Non-pharmaceutical interventions (NPIs) like Governor Evers “stay at home” orders are one of the only tools a state has to stop the spread of the virus. The WHO and the global epidemiological community are emphatic that such measures are critical in containing a pandemic. While there is no doubt that such orders in a state without any safety net is causing untold damage to the working class, using that fact to undermine the necessity of the order itself is shameful. And worse, it is most dangerous and even deadly for the most vulnerable among us.
At any moment, the Wisconsin Supreme Court is likely going to strip the governor of the power to implement NPIs. They might then say, “work out a compromise with the [Republican dominated] legislature.” The Republicans will offer a horrible compromise which they know the state will have to reject and then power will devolve to counties and we'll have 72 different orders, i.e. the state order will be over.
While the working class is already exposed to a far deadlier degree, a rapid reopening of the state, especially without reference to epidemiological benchmarks, will only exacerbate that risk, forcing at-risk workers back to dangerous work sites while the more well-off will be work via teleconferencing, like the extremely hypocritical Court itself did as it argued this case.

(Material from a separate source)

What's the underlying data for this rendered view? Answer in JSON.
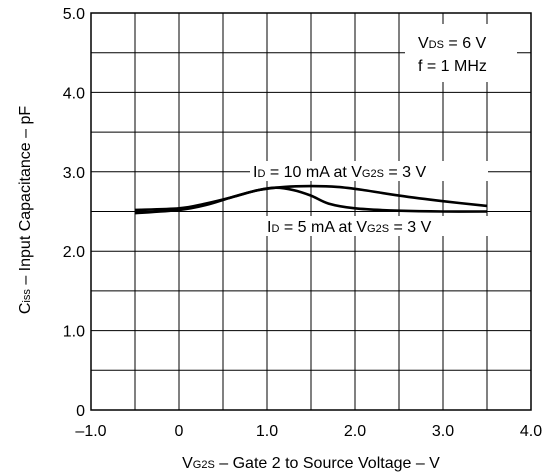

While differences of opinion exist on what a “lockdown” looks like and how to deal with the inevitable contradictions such a massive policy implementation creates, the particular actions of the far right and the sickening argumentation used shows they have no concern for making informed improvements to the policy, rather, they are turning this into a vicious ideological attack, particularly with Justice Rebecca Bradley stealing the pain of Japanese-Americans and using their internment during World War II as a comparison to attack Evers' “tyranny” and Justice Patience Roggensack dismissal of meat packers as not “regular folk” whose risk to exposure is well within her level of acceptance.
If we’ve ever wondered to what lengths the right wing will go to in order to defend their profit, now we know. They’ll compare themselves to the victims of real racism and denigrate those at risk as somehow less human. When people in power show grave indifference to human life maybe our system isn't all it's cracked up to be? Maybe our culture, our morals are not what they're all cracked up to be? Maybe we've become so indulgent with ourselves as individuals that we don't know to control ourselves as a collective? I know each one of us can’t be blamed for the actions of these monsters, but when are we going to take responsibility for not being able to protect ourselves against them?
Monsters revel in not caring about one another, they aggressively spite those who do otherwise, proud to be blind to, or worse, content with, the sufferings of those who will never cross their paths.
Ignorance is not just blind, it's callous, and that's what a chunk of Wisconsin has become – these lobbyists, politicians, judges, business owners are content to let its “lesser people” fall prey to a cruel survival of the fittest.